Widow’s Supper

Widow’s Supper

I silently opened my back door and stepped in. The rich, delicious smell of roast beef filled the air. Stopping a moment to enjoy the scent of home and family, I glanced around. There were fourteen shoes of varying sizes scattered about on the long entryway rug.

Stepping over and around the shoes, I slowly opened the dining room door, thinking that perhaps I’d surprise my grandchildren. I found two-year-old Gemma standing near the table, looking at a small plastic figurine in her hand. Seeing me didn’t seem to surprise her. I guessed she expected me to be there and so there I was. She came for a hug.

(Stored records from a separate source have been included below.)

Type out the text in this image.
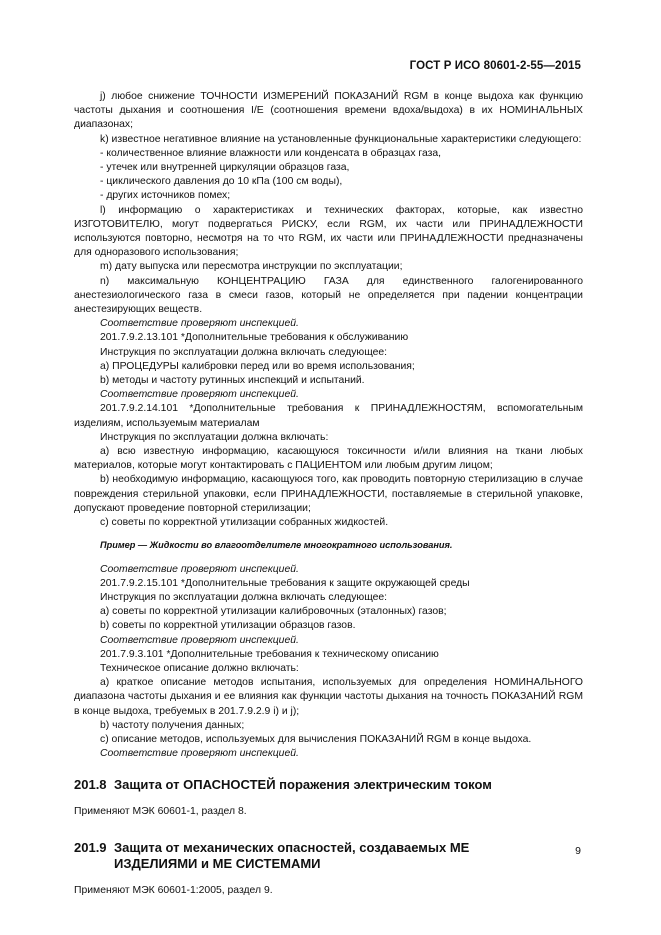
ГОСТ Р ИСО 80601-2-55—2015

j) любое снижение ТОЧНОСТИ ИЗМЕРЕНИЙ ПОКАЗАНИЙ RGM в конце выдоха как функцию частоты дыхания и соотношения I/E (соотношения времени вдоха/выдоха) в их НОМИНАЛЬНЫХ диапазонах;

k) известное негативное влияние на установленные функциональные характеристики следующего:

- количественное влияние влажности или конденсата в образцах газа,

- утечек или внутренней циркуляции образцов газа,

- циклического давления до 10 кПа (100 см воды),

- других источников помех;

l) информацию о характеристиках и технических факторах, которые, как известно ИЗГОТОВИТЕЛЮ, могут подвергаться РИСКУ, если RGM, их части или ПРИНАДЛЕЖНОСТИ используются повторно, несмотря на то что RGM, их части или ПРИНАДЛЕЖНОСТИ предназначены для одноразового использования;

m) дату выпуска или пересмотра инструкции по эксплуатации;

n) максимальную КОНЦЕНТРАЦИЮ ГАЗА для единственного галогенированного анестезиологического газа в смеси газов, который не определяется при падении концентрации анестезирующих веществ.

Соответствие проверяют инспекцией.

201.7.9.2.13.101 *Дополнительные требования к обслуживанию

Инструкция по эксплуатации должна включать следующее:

a) ПРОЦЕДУРЫ калибровки перед или во время использования;

b) методы и частоту рутинных инспекций и испытаний.

Соответствие проверяют инспекцией.

201.7.9.2.14.101 *Дополнительные требования к ПРИНАДЛЕЖНОСТЯМ, вспомогательным изделиям, используемым материалам

Инструкция по эксплуатации должна включать:

a) всю известную информацию, касающуюся токсичности и/или влияния на ткани любых материалов, которые могут контактировать с ПАЦИЕНТОМ или любым другим лицом;

b) необходимую информацию, касающуюся того, как проводить повторную стерилизацию в случае повреждения стерильной упаковки, если ПРИНАДЛЕЖНОСТИ, поставляемые в стерильной упаковке, допускают проведение повторной стерилизации;

c) советы по корректной утилизации собранных жидкостей.

Пример — Жидкости во влагоотделителе многократного использования.

Соответствие проверяют инспекцией.

201.7.9.2.15.101 *Дополнительные требования к защите окружающей среды

Инструкция по эксплуатации должна включать следующее:

a) советы по корректной утилизации калибровочных (эталонных) газов;

b) советы по корректной утилизации образцов газов.

Соответствие проверяют инспекцией.

201.7.9.3.101 *Дополнительные требования к техническому описанию

Техническое описание должно включать:

a) краткое описание методов испытания, используемых для определения НОМИНАЛЬНОГО диапазона частоты дыхания и ее влияния как функции частоты дыхания на точность ПОКАЗАНИЙ RGM в конце выдоха, требуемых в 201.7.9.2.9 i) и j);

b) частоту получения данных;

c) описание методов, используемых для вычисления ПОКАЗАНИЙ RGM в конце выдоха.

Соответствие проверяют инспекцией.

201.8 Защита от ОПАСНОСТЕЙ поражения электрическим током

Применяют МЭК 60601-1, раздел 8.

201.9 Защита от механических опасностей, создаваемых МЕ ИЗДЕЛИЯМИ и МЕ СИСТЕМАМИ

Применяют МЭК 60601-1:2005, раздел 9.

9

Hearing the sound of horses galloping, I went to the doorway of the living room. Six of Gemma’s brothers and sisters were watching an old Ponderosa television show. They chorused, “Hi Grandma!”

I said, “Doesn’t the roast smell good? I put it into the crock pot this morning before I went to work.”

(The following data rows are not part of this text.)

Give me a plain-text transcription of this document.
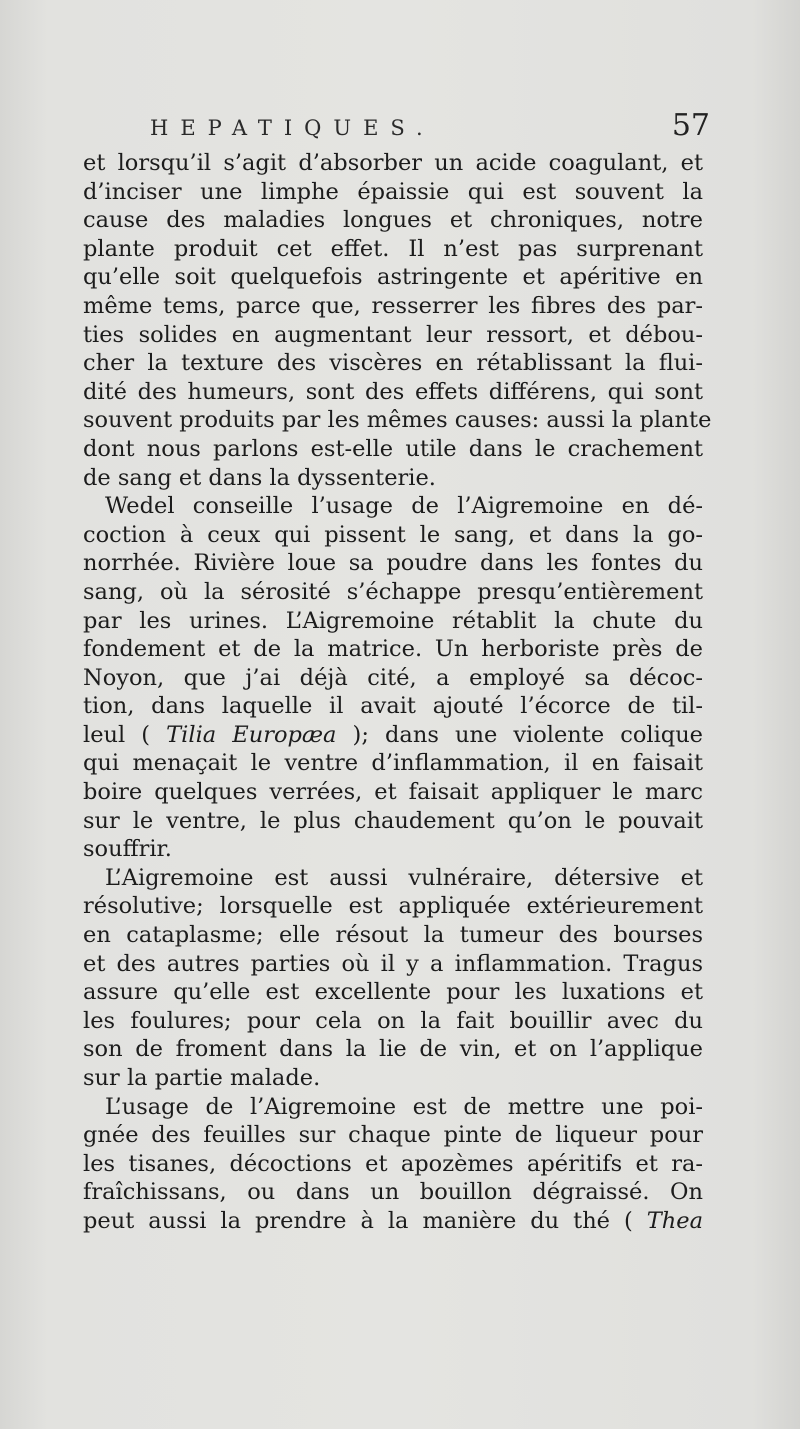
HEPATIQUES.	57
et lorsqu’il s’agit d’absorber un acide coagulant, et
d’inciser une limphe épaissie qui est souvent la
cause des maladies longues et chroniques, notre
plante produit cet effet. Il n’est pas surprenant
qu’elle soit quelquefois astringente et apéritive en
même tems, parce que, resserrer les fibres des par-
ties solides en augmentant leur ressort, et débou-
cher la texture des viscères en rétablissant la flui-
dité des humeurs, sont des effets différens, qui sont
souvent produits par les mêmes causes: aussi la plante
dont nous parlons est-elle utile dans le crachement
de sang et dans la dyssenterie.
Wedel conseille l’usage de l’Aigremoine en dé-
coction à ceux qui pissent le sang, et dans la go-
norrhée. Rivière loue sa poudre dans les fontes du
sang, où la sérosité s’échappe presqu’entièrement
par les urines. L’Aigremoine rétablit la chute du
fondement et de la matrice. Un herboriste près de
Noyon, que j’ai déjà cité, a employé sa décoc-
tion, dans laquelle il avait ajouté l’écorce de til-
leul ( Tilia Europæa ); dans une violente colique
qui menaçait le ventre d’inflammation, il en faisait
boire quelques verrées, et faisait appliquer le marc
sur le ventre, le plus chaudement qu’on le pouvait
souffrir.
L’Aigremoine est aussi vulnéraire, détersive et
résolutive; lorsquelle est appliquée extérieurement
en cataplasme; elle résout la tumeur des bourses
et des autres parties où il y a inflammation. Tragus
assure qu’elle est excellente pour les luxations et
les foulures; pour cela on la fait bouillir avec du
son de froment dans la lie de vin, et on l’applique
sur la partie malade.
L’usage de l’Aigremoine est de mettre une poi-
gnée des feuilles sur chaque pinte de liqueur pour
les tisanes, décoctions et apozèmes apéritifs et ra-
fraîchissans, ou dans un bouillon dégraissé. On
peut aussi la prendre à la manière du thé ( Thea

Five year old Jacob said, “I hungy. You have bread?” Seven-year-old Luke and nine-year-old Ben said they were hungry, too.

I chuckled to myself. The three musketeers were always hungry. They look and act very similarly, prompting one of my sisters to comment, “How did Niki manage having the same child more than once?”

“We’ll have supper soon.” I said. “I just have to make mashed potatoes. I’ll give you some apple slices to hold you over.”

My daughter Niki and I have had a long-standing arraignment. I babysit my grandchildren every Tuesday afternoon while she goes to Eucharistic Adoration. Now that the oldest are twelve, fourteen and sixteen-years-old, Claire, Jon and Anne can hold the fort for me until I can get home when I have to work, like today.

In the kitchen I pulled a bag of potatoes out of the cupboard and began to prepare them. As I worked, I thought about my daughter and six-month-old Blaise. Her small babies go wherever she goes because she nurses them. A year from now he will be more of a distraction in the chapel. Then he will begin to stay at my house with the others.

I have always loved Tuesdays with my daughter and grandchildren, but since my husband died eight years ago, the day has grown to be a bright spot of the week. Instead of a silent, empty widow’s house, this old farmhouse is filled with life and noise.

Tuesdays at my house through the years have seen Anne dressing herself, Jon and Claire in my sister’s old prom dresses for a fashion show. I’ve been the audience for impromptu dance recitals and charades. The Three musketeers held their own fashion show years later, wearing the prom dresses and babushka scarves, while giggling hysterically. We’ve played cards, chased Frisbees on the back lawn and even worked in my garden. Watching old television shows like Little House On the Prairie and The Waltons is a treat.

Our Tuesdays together keep morphing as the children get older and our life circumstances change. After their grandpa Arnie died, I noticed that Niki made a point of visiting a little longer with me after she returned from town. Sometimes she and the children come early on my days off to have lunch with me.

The biggest change came since Niki’s husband died on the day baby Blaise was born. She no longer has to get home early to make supper for Mike. Like me, she often seems at loose ends in the evenings despite all of her children. Most Tuesdays we now have supper together. In my mind, I call our meal, the widow’s supper.

Despite the name I have given to our meal, we do not mope or sigh sadly as we eat. Sharing a table with eight children is like taking a trip in a clown car. I told my daughter that Arnie and Mike loved us. They wanted us to be happy and healthy. To honor them, we must thrive, despite our devastating losses. By doing things together as a family, we are strengthened and able to do that.